About 40 of BHB’s nurses have critical care training, along with 12 anaesthetists, plus two doctors outside the hospital with training who could support, and 13 emergency department doctors.
The spokeswoman added: “There are also certain speciality doctors and nurses in the hospital and community who can help work to support Emergency Department and inpatient care. This will need to be a team effort to get through.”
A study by the Harvard Global Health Institute released last week warned that US hospitals could be overwhelmed by the illness.
The review suggested that in a worst-case scenario, 60 per cent of the US population would get Covid-19, with a moderate scenario of 40 per cent and a best-case scenario of 20 per cent. Those numbers were specific to the US.

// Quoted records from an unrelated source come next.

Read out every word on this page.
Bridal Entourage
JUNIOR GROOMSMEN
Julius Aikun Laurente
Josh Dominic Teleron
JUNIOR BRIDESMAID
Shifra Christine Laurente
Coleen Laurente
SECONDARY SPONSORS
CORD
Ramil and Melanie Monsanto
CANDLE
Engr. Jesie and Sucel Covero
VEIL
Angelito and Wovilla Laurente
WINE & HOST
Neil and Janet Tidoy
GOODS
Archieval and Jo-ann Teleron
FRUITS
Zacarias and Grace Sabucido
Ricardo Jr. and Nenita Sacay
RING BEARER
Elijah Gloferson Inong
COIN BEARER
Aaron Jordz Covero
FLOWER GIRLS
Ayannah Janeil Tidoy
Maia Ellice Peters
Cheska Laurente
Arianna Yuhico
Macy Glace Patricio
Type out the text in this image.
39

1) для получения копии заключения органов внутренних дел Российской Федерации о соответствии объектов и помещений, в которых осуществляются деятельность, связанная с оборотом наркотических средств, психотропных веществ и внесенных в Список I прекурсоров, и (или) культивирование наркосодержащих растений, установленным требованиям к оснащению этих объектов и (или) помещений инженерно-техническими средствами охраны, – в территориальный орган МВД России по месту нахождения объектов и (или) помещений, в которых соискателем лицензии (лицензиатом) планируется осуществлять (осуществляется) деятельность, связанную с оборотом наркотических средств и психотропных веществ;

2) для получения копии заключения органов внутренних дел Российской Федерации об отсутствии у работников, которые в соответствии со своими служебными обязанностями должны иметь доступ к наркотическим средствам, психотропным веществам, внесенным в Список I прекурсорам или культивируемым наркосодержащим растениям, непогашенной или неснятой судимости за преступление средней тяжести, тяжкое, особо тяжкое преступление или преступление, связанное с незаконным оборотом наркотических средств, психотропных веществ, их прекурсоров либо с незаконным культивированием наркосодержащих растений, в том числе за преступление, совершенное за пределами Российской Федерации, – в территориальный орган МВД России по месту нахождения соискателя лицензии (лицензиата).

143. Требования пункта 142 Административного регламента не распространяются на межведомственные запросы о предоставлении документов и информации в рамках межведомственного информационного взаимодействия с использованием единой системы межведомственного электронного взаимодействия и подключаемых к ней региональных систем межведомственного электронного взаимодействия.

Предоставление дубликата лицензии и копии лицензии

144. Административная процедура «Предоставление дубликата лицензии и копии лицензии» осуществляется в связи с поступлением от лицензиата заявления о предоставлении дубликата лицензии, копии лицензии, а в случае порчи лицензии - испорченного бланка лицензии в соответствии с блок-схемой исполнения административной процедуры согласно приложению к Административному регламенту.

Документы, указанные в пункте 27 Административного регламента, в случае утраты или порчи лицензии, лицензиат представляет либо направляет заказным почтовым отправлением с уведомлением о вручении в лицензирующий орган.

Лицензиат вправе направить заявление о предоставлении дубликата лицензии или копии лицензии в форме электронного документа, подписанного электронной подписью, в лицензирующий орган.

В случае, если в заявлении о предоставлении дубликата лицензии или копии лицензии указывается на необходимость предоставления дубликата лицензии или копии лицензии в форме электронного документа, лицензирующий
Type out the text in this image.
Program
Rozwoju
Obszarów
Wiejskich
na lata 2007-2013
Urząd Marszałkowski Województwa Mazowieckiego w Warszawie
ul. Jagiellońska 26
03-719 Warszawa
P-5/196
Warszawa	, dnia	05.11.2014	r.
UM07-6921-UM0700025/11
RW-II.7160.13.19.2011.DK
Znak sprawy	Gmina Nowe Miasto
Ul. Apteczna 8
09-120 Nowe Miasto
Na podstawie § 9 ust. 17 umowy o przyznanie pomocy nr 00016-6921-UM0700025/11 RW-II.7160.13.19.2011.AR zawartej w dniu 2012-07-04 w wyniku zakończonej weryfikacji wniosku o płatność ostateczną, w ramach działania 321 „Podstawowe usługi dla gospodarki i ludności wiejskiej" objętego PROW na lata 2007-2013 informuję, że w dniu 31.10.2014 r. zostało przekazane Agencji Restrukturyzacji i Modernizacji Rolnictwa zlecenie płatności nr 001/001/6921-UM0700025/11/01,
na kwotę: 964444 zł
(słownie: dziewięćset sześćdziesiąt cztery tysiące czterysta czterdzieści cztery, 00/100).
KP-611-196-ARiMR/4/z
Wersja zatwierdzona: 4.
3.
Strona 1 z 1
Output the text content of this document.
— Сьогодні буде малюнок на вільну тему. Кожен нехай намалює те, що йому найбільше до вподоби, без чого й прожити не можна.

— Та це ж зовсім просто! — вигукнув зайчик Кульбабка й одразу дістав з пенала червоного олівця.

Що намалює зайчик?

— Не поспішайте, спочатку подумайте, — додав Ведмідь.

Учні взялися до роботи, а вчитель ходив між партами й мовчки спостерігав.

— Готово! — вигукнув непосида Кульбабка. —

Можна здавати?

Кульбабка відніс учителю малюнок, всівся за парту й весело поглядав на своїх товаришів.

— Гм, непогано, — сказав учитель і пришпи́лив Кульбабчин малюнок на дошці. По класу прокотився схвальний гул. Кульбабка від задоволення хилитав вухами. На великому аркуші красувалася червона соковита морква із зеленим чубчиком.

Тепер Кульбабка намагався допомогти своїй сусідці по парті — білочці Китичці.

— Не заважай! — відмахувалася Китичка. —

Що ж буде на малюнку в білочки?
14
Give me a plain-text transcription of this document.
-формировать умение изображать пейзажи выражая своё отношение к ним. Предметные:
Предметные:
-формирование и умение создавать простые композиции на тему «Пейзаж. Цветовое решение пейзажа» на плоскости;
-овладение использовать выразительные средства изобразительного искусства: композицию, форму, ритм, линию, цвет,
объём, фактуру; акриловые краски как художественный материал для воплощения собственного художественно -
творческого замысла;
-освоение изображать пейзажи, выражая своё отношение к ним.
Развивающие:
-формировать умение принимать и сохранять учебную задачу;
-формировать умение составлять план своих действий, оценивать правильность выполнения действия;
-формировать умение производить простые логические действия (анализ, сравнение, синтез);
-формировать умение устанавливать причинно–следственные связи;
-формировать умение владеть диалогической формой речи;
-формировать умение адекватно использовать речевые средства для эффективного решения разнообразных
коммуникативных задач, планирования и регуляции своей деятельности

The study predicted 20 per cent of adults who caught the coronavirus would need hospitalisation and 20 per cent of those hospitalised would need a ventilator.
David Burt said last night that although there were six confirmed cases in Bermuda, there had not yet been one that required hospitalisation.
He said in a Facebook Q&A on Saturday that the Government had imposed strict measures to limit community spread of the virus here.
The Premier added: “I do not have a concern that our hospital will be overrun and I have no intention of letting us get to that particular point at all.”
Bermuda’s population was 63,779, with 17 per cent aged over 65, in 2016, according to the census.
The BHB spokeswoman said: “It is sobering looking at numbers and our hope is that people pay attention as they are the front line of protection and can help us towards the best case scenario, which would be most manageable.
“As healthcare workers on the frontline, we will do everything we can.
“The healthcare community is pulling together, and we are planning, testing and looking into every option we have to cope.”
She added: “This is why we cannot stress strongly enough that the community actions now — social, physical distancing; washing hands; not touching our eyes, nose and mouth; adhering to quarantine and isolation guidelines; and staying at home — are the most important actions that will enable the healthcare system to cope, along with on-island testing, and border control.
“This gives us the chance to slow and maybe even eradicate the virus in Bermuda.”